Many thanks for the pictures!


----------



## vegeta2802 (Sep 24, 2006)

well i win have more pictures of my baby birds as they get biger
and thank you for the coments


----------



## Lovebirds (Sep 6, 2002)

vegeta2802 said:


> well i win have more pictures of my baby birds as they get biger
> and thank you for the coments



They are so cute........so........is this a lot of pictures of a few babies? or is this a lot of pictures of a lot of babies?? OH, and pictures 34,35,36,37, etc.......what is the little bald looking baby? Is that a dove? And is that it's sibling beside it? I don't think I've ever seen one that didn't have any fuzz on it's head...........


----------



## vegeta2802 (Sep 24, 2006)

win you fist go in the gallery click on the pictures and under it there is the date and under that there is what type of bird it is and how old they are.
so 34 is 4th day doves.
there is 2 doves 1 pigeon

o and as you can see in the last pic of the babys one is a white baby and one is brown
the pigeon is 2 day younger then the doves and is still its yellow


----------



## Baby Goose (Oct 10, 2006)

*Oh Goodness!*

They are so sweet. I just want to love them. Keep the pictures rolling as they change so fast, I cant wait to see what they look like in 30 days with lots of feathers. 
SO CUTE!


----------



## Feather (Dec 8, 2005)

Wow!! It looks like heaven to me.

Feather


----------



## vegeta2802 (Sep 24, 2006)

hi again 
do you know a site i can ues to put the pictures and info on.


----------



## Skyeking (Jan 17, 2003)

vegeta2802 said:


> hi again
> do you know a site i can ues to put the pictures and info on.

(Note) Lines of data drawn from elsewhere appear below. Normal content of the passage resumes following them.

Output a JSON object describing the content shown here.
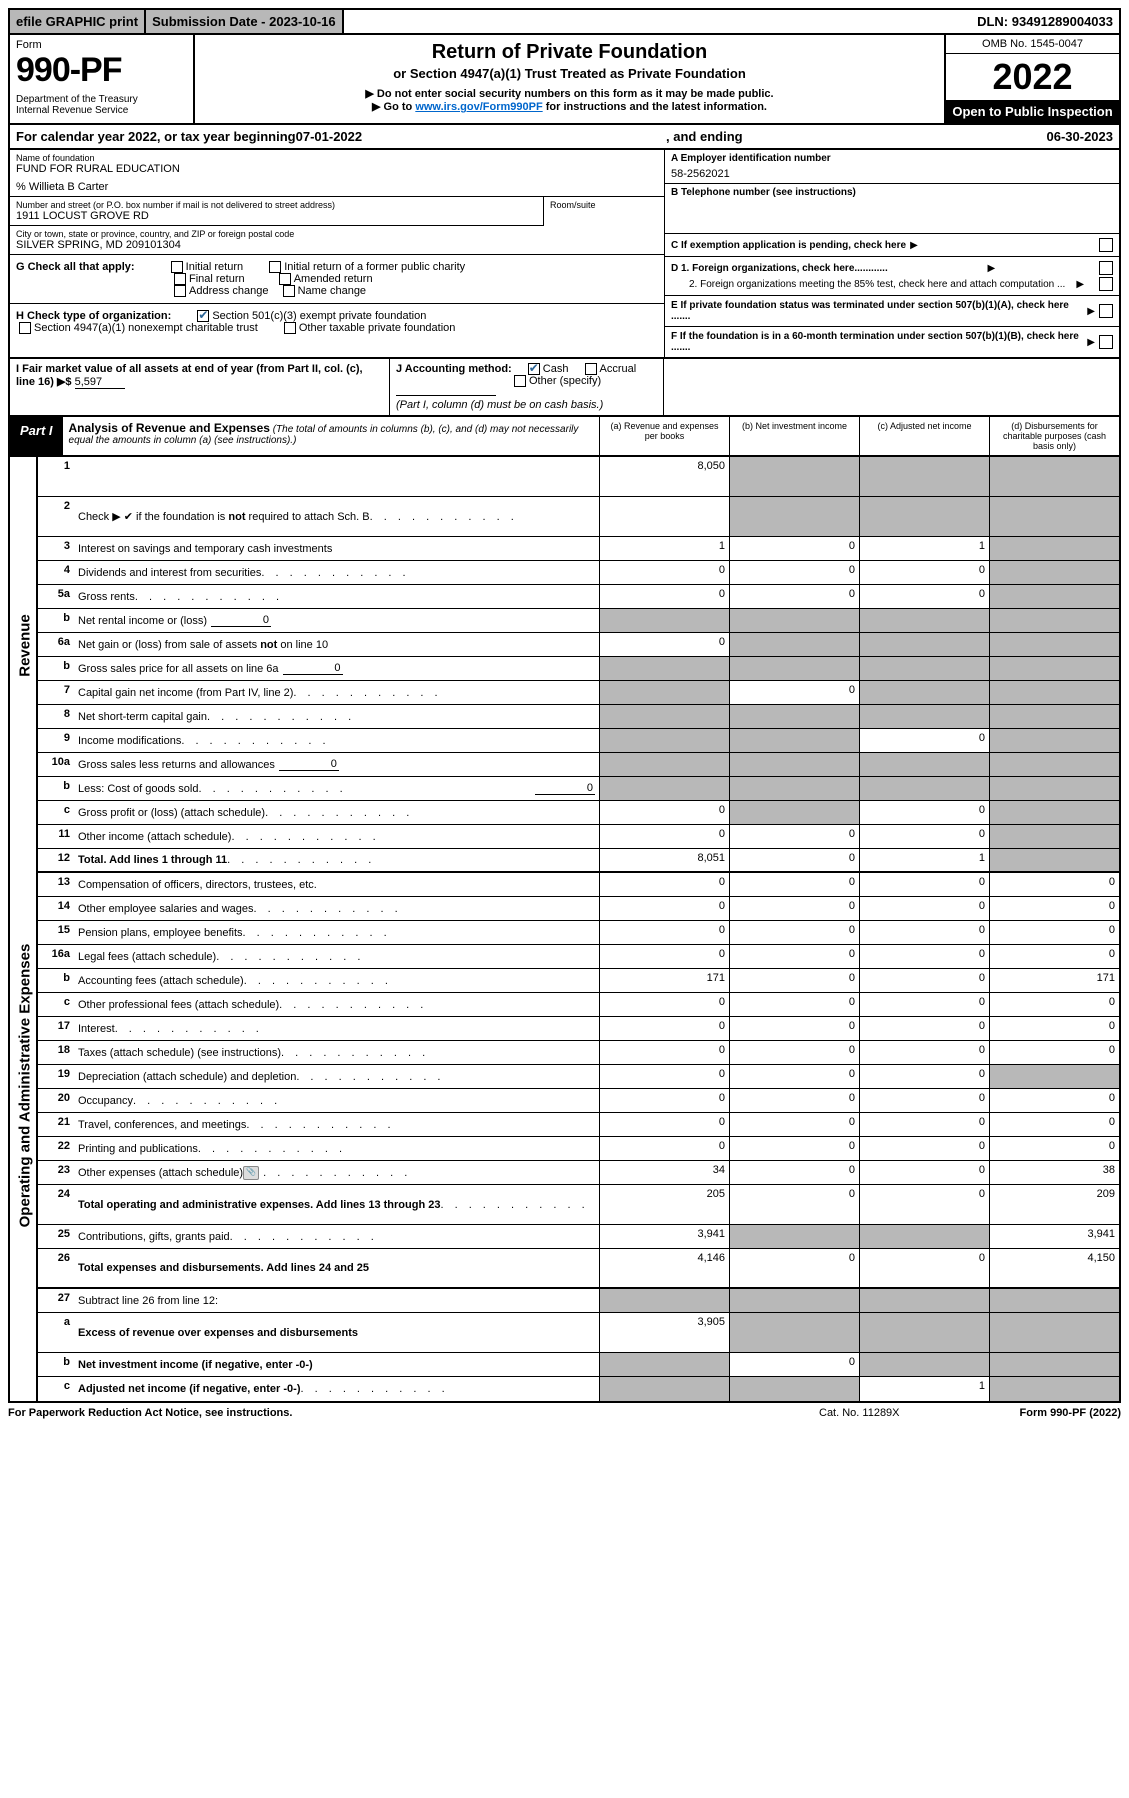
{
  "topbar": {
    "efile": "efile GRAPHIC print",
    "subdate_label": "Submission Date - ",
    "subdate": "2023-10-16",
    "dln_label": "DLN: ",
    "dln": "93491289004033"
  },
  "header": {
    "form": "Form",
    "formno": "990-PF",
    "dept": "Department of the Treasury\nInternal Revenue Service",
    "title": "Return of Private Foundation",
    "sub1": "or Section 4947(a)(1) Trust Treated as Private Foundation",
    "sub2": "▶ Do not enter social security numbers on this form as it may be made public.",
    "sub3_pre": "▶ Go to ",
    "sub3_link": "www.irs.gov/Form990PF",
    "sub3_post": " for instructions and the latest information.",
    "omb": "OMB No. 1545-0047",
    "year": "2022",
    "inspect": "Open to Public Inspection"
  },
  "cal": {
    "pre": "For calendar year 2022, or tax year beginning ",
    "begin": "07-01-2022",
    "mid": ", and ending ",
    "end": "06-30-2023"
  },
  "info": {
    "name_label": "Name of foundation",
    "name": "FUND FOR RURAL EDUCATION",
    "care": "% Willieta B Carter",
    "addr_label": "Number and street (or P.O. box number if mail is not delivered to street address)",
    "addr": "1911 LOCUST GROVE RD",
    "room_label": "Room/suite",
    "city_label": "City or town, state or province, country, and ZIP or foreign postal code",
    "city": "SILVER SPRING, MD  209101304",
    "a_label": "A Employer identification number",
    "ein": "58-2562021",
    "b_label": "B Telephone number (see instructions)",
    "c_label": "C If exemption application is pending, check here",
    "d1": "D 1. Foreign organizations, check here............",
    "d2": "2. Foreign organizations meeting the 85% test, check here and attach computation ...",
    "e": "E  If private foundation status was terminated under section 507(b)(1)(A), check here .......",
    "f": "F  If the foundation is in a 60-month termination under section 507(b)(1)(B), check here .......",
    "g_label": "G Check all that apply:",
    "g_opts": [
      "Initial return",
      "Initial return of a former public charity",
      "Final return",
      "Amended return",
      "Address change",
      "Name change"
    ],
    "h_label": "H Check type of organization:",
    "h_opts": [
      "Section 501(c)(3) exempt private foundation",
      "Section 4947(a)(1) nonexempt charitable trust",
      "Other taxable private foundation"
    ],
    "i_label": "I Fair market value of all assets at end of year (from Part II, col. (c), line 16) ▶$",
    "i_val": "5,597",
    "j_label": "J Accounting method:",
    "j_opts": [
      "Cash",
      "Accrual",
      "Other (specify)"
    ],
    "j_note": "(Part I, column (d) must be on cash basis.)"
  },
  "part1": {
    "label": "Part I",
    "title": "Analysis of Revenue and Expenses",
    "note": "(The total of amounts in columns (b), (c), and (d) may not necessarily equal the amounts in column (a) (see instructions).)",
    "col_a": "(a) Revenue and expenses per books",
    "col_b": "(b) Net investment income",
    "col_c": "(c) Adjusted net income",
    "col_d": "(d) Disbursements for charitable purposes (cash basis only)"
  },
  "sidelabels": {
    "rev": "Revenue",
    "exp": "Operating and Administrative Expenses"
  },
  "rows": [
    {
      "n": "1",
      "d": "",
      "a": "8,050",
      "b": "",
      "c": "",
      "bg": true,
      "cg": true,
      "dg": true,
      "tall": true
    },
    {
      "n": "2",
      "d": "Check ▶ ✔ if the foundation is not required to attach Sch. B",
      "dots": true,
      "tall": true,
      "noval": true,
      "bg": true,
      "cg": true,
      "dg": true
    },
    {
      "n": "3",
      "d": "Interest on savings and temporary cash investments",
      "a": "1",
      "b": "0",
      "c": "1",
      "dg": true
    },
    {
      "n": "4",
      "d": "Dividends and interest from securities",
      "dots": true,
      "a": "0",
      "b": "0",
      "c": "0",
      "dg": true
    },
    {
      "n": "5a",
      "d": "Gross rents",
      "dots": true,
      "a": "0",
      "b": "0",
      "c": "0",
      "dg": true
    },
    {
      "n": "b",
      "d": "Net rental income or (loss)",
      "inline": "0",
      "ag": true,
      "bg": true,
      "cg": true,
      "dg": true
    },
    {
      "n": "6a",
      "d": "Net gain or (loss) from sale of assets not on line 10",
      "a": "0",
      "bg": true,
      "cg": true,
      "dg": true
    },
    {
      "n": "b",
      "d": "Gross sales price for all assets on line 6a",
      "inline": "0",
      "ag": true,
      "bg": true,
      "cg": true,
      "dg": true
    },
    {
      "n": "7",
      "d": "Capital gain net income (from Part IV, line 2)",
      "dots": true,
      "ag": true,
      "b": "0",
      "cg": true,
      "dg": true
    },
    {
      "n": "8",
      "d": "Net short-term capital gain",
      "dots": true,
      "ag": true,
      "bg": true,
      "cg": true,
      "dg": true
    },
    {
      "n": "9",
      "d": "Income modifications",
      "dots": true,
      "ag": true,
      "bg": true,
      "c": "0",
      "dg": true
    },
    {
      "n": "10a",
      "d": "Gross sales less returns and allowances",
      "inline": "0",
      "ag": true,
      "bg": true,
      "cg": true,
      "dg": true
    },
    {
      "n": "b",
      "d": "Less: Cost of goods sold",
      "dots": true,
      "inline": "0",
      "ag": true,
      "bg": true,
      "cg": true,
      "dg": true
    },
    {
      "n": "c",
      "d": "Gross profit or (loss) (attach schedule)",
      "dots": true,
      "a": "0",
      "bg": true,
      "c": "0",
      "dg": true
    },
    {
      "n": "11",
      "d": "Other income (attach schedule)",
      "dots": true,
      "a": "0",
      "b": "0",
      "c": "0",
      "dg": true
    },
    {
      "n": "12",
      "d": "Total. Add lines 1 through 11",
      "dots": true,
      "bold": true,
      "a": "8,051",
      "b": "0",
      "c": "1",
      "dg": true
    },
    {
      "n": "13",
      "d": "Compensation of officers, directors, trustees, etc.",
      "a": "0",
      "b": "0",
      "c": "0",
      "dd": "0"
    },
    {
      "n": "14",
      "d": "Other employee salaries and wages",
      "dots": true,
      "a": "0",
      "b": "0",
      "c": "0",
      "dd": "0"
    },
    {
      "n": "15",
      "d": "Pension plans, employee benefits",
      "dots": true,
      "a": "0",
      "b": "0",
      "c": "0",
      "dd": "0"
    },
    {
      "n": "16a",
      "d": "Legal fees (attach schedule)",
      "dots": true,
      "a": "0",
      "b": "0",
      "c": "0",
      "dd": "0"
    },
    {
      "n": "b",
      "d": "Accounting fees (attach schedule)",
      "dots": true,
      "a": "171",
      "b": "0",
      "c": "0",
      "dd": "171"
    },
    {
      "n": "c",
      "d": "Other professional fees (attach schedule)",
      "dots": true,
      "a": "0",
      "b": "0",
      "c": "0",
      "dd": "0"
    },
    {
      "n": "17",
      "d": "Interest",
      "dots": true,
      "a": "0",
      "b": "0",
      "c": "0",
      "dd": "0"
    },
    {
      "n": "18",
      "d": "Taxes (attach schedule) (see instructions)",
      "dots": true,
      "a": "0",
      "b": "0",
      "c": "0",
      "dd": "0"
    },
    {
      "n": "19",
      "d": "Depreciation (attach schedule) and depletion",
      "dots": true,
      "a": "0",
      "b": "0",
      "c": "0",
      "dg": true
    },
    {
      "n": "20",
      "d": "Occupancy",
      "dots": true,
      "a": "0",
      "b": "0",
      "c": "0",
      "dd": "0"
    },
    {
      "n": "21",
      "d": "Travel, conferences, and meetings",
      "dots": true,
      "a": "0",
      "b": "0",
      "c": "0",
      "dd": "0"
    },
    {
      "n": "22",
      "d": "Printing and publications",
      "dots": true,
      "a": "0",
      "b": "0",
      "c": "0",
      "dd": "0"
    },
    {
      "n": "23",
      "d": "Other expenses (attach schedule)",
      "dots": true,
      "icon": true,
      "a": "34",
      "b": "0",
      "c": "0",
      "dd": "38"
    },
    {
      "n": "24",
      "d": "Total operating and administrative expenses. Add lines 13 through 23",
      "dots": true,
      "bold": true,
      "a": "205",
      "b": "0",
      "c": "0",
      "dd": "209",
      "tall": true
    },
    {
      "n": "25",
      "d": "Contributions, gifts, grants paid",
      "dots": true,
      "a": "3,941",
      "bg": true,
      "cg": true,
      "dd": "3,941"
    },
    {
      "n": "26",
      "d": "Total expenses and disbursements. Add lines 24 and 25",
      "bold": true,
      "a": "4,146",
      "b": "0",
      "c": "0",
      "dd": "4,150",
      "tall": true
    },
    {
      "n": "27",
      "d": "Subtract line 26 from line 12:",
      "ag": true,
      "bg": true,
      "cg": true,
      "dg": true
    },
    {
      "n": "a",
      "d": "Excess of revenue over expenses and disbursements",
      "bold": true,
      "a": "3,905",
      "bg": true,
      "cg": true,
      "dg": true,
      "tall": true
    },
    {
      "n": "b",
      "d": "Net investment income (if negative, enter -0-)",
      "bold": true,
      "ag": true,
      "b": "0",
      "cg": true,
      "dg": true
    },
    {
      "n": "c",
      "d": "Adjusted net income (if negative, enter -0-)",
      "dots": true,
      "bold": true,
      "ag": true,
      "bg": true,
      "c": "1",
      "dg": true
    }
  ],
  "footer": {
    "f1": "For Paperwork Reduction Act Notice, see instructions.",
    "f2": "Cat. No. 11289X",
    "f3": "Form 990-PF (2022)"
  },
  "colors": {
    "grey": "#b8b8b8",
    "link": "#0066cc",
    "check": "#2a6496"
  }
}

You can use the following:

http://community.webshots.com/myphotos


----------



## vegeta2802 (Sep 24, 2006)

thank you for the site


----------



## vegeta2802 (Sep 24, 2006)

i added new pic of my babys


----------



## TAWhatley (Mar 6, 2001)

vegeta2802 said:


> i added new pic of my babys


Are the new pics on the aol site you posted the link for on the 12th or somewhere else?

Terry


----------



## vegeta2802 (Sep 24, 2006)

o sorry here is the new site

http://community.webshots.com/user/vegeta2802


----------



## TAWhatley (Mar 6, 2001)

vegeta2802 said:


> o sorry here is the new site
> 
> http://community.webshots.com/user/vegeta2802


Thanks! You've got a lot of really great photos there! I hope you'll let us know when new ones are added.

Terry


----------



## vegeta2802 (Sep 24, 2006)

i will i just added some new pic to day of the fantails, the baby pigeon and the baby doves and i made the new album with the pigeon and dove babys 
called pigeon and dove babys 

every pic in pigeon and dove babys was from to day 

Pije and Kanna's 1st baby the new pics are the 12th days and again i tock them to day

and in Stratus and Roes's 1st baby... the new pic for to day is the 14th days


----------